What more tools am I gonna need to do my gears?


So i've been reading alot back and forth about installing gears. I've never done anything quite that complicated before but im going to be going to school for automotive so I'd feel like an idiot paying someone else to do it for me. I could devote a couple days to it if I really needed to, so I think ill give it a try. Just wondering about tools i'll need.

Stuff I already got:

Basics like wrenches and stuff
Couple Torque Wrench's (Do I need one of those rolling torque ones?)
Dial Indicator
Carrier bearing puller
Some 2-3 jaw pullers

Do I need?

Press (I have a good ball joint press but I dont think there is enough attachments to do some of this stuff, you dont really need a hydraulic press do you? If not what do you use to press all these bearings on?)
More pullers (Can you pull the pinion bearing off with a 3 jaw?)
Housing spreader (i've heard some jig rigged ways to get around using one, will it still come out decent if I dont? They have them on ebay for like 180 bucks so i'm leaning toward just getting one.)
Anything else I missed?

If it helps i'm doing a D30/8.25


New member
Wait til you're in school and get somebody to help you. They'll have all the tools. Maybe you could get extra credit!!!


New member
The 8.25 requires a special tool for reaching down the tube and setting the carrier preload. Search for instructions on how to make one.


New member
You can't pull the bearings with a 3-jaw puller. It'll damage the cage and inner race. You should be able to get it with the carrier bearing puller.
You need a dial indicating inch-pound torque wrench.
Setup bearings are nice to have, but not necessary
Race drivers are also handy
You didn't mention it, but if the axle's still in the wagon, a set of tall jack stands (24"-30") make life much easier.
You don't need a press. you can carefully tap(pound?) the bearings on with a hammer and a correctly sized length of soft iron pipe.
A big vise is helpful to hold the carrier for final torque on the ring gear bolts.
A big pipe wrench comes in handy for holding the pinion yoke while you're loosening/torquing the pinion nut.
The 8.25 axle doesn't use a carrier spreader. You have to use the above mentioned pre-load adjustment tools. You can make those from a 3 foot length of square or hex stock and a 36mm nut (an old front spindle nut is perfect) Having 2 is even better, but not necessary.
You can set up a D-30 or -35 without a spreader, but you have one more step where you add the shims for pre-load and re-check backlash after you get everything set up.


New member
I didn't have a press. To get my bearings on I put the carrier or the pinion gear in the freezer and heated the bearings up in oil on the stove. Slid right on for me. I made setup bearings to pull on and off before final assembly.

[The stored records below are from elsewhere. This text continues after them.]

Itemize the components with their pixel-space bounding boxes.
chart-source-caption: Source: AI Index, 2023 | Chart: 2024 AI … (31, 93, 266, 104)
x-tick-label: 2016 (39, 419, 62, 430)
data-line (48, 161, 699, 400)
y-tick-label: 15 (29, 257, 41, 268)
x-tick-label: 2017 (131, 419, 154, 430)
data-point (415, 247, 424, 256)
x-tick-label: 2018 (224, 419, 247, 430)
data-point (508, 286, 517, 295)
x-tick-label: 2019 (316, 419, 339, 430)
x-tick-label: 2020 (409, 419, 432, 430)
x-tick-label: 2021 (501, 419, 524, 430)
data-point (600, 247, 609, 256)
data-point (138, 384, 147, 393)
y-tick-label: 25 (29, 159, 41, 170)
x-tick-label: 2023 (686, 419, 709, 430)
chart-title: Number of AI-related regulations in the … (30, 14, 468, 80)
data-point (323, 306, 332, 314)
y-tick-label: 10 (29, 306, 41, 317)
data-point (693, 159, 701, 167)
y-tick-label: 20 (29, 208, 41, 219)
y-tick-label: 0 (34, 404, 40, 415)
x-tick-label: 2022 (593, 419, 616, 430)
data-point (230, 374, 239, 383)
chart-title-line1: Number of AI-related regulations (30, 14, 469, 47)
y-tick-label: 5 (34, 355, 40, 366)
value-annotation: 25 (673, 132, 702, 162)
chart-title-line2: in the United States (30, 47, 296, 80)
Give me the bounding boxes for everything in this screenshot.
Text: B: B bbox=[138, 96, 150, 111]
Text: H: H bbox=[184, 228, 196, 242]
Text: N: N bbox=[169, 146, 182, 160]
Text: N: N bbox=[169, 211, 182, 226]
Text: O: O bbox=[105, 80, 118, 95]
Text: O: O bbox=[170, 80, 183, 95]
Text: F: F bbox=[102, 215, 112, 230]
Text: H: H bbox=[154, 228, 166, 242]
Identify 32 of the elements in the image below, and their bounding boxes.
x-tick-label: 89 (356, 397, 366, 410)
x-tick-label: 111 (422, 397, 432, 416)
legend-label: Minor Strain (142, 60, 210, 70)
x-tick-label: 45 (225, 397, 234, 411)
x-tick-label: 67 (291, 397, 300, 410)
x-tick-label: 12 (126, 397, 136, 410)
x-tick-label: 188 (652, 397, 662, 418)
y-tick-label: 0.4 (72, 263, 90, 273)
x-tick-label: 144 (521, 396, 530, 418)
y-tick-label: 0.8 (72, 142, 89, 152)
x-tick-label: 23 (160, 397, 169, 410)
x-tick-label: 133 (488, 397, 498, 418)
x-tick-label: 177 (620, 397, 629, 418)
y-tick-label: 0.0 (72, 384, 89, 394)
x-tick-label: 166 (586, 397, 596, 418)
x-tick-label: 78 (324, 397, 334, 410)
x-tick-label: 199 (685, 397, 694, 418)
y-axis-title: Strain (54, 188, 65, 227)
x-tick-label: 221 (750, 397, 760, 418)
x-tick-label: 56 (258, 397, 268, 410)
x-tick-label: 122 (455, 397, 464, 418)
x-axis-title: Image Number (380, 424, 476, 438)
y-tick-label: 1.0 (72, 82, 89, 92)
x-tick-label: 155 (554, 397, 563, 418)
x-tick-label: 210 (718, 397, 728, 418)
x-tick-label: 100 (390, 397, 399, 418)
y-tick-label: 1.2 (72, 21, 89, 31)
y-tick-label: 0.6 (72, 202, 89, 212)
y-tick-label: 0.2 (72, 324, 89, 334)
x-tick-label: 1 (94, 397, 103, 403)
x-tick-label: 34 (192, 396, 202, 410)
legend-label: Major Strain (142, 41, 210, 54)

I used a beam style torque wrench for pinion preload. Cheaper than a dial style from what I could find.


New member
I used a beam style torque wrench for pinion preload. Cheaper than a dial style from what I could find.
Good point. 'Beam or dial indicator style both works well for preload. The click style wouldn't be as easy to use(you could, but it would be a royal pain in the butt)
Here's a video clip of pre-load set with a crush sleeve on a Ford 8.8.
The procedure is the same for both the Chrysler and Dana axles except you have a yoke instead of a companion flange(this is where you can use a pipe wrench). 'Have to look up the proper pre-load for whatever axle you're doing.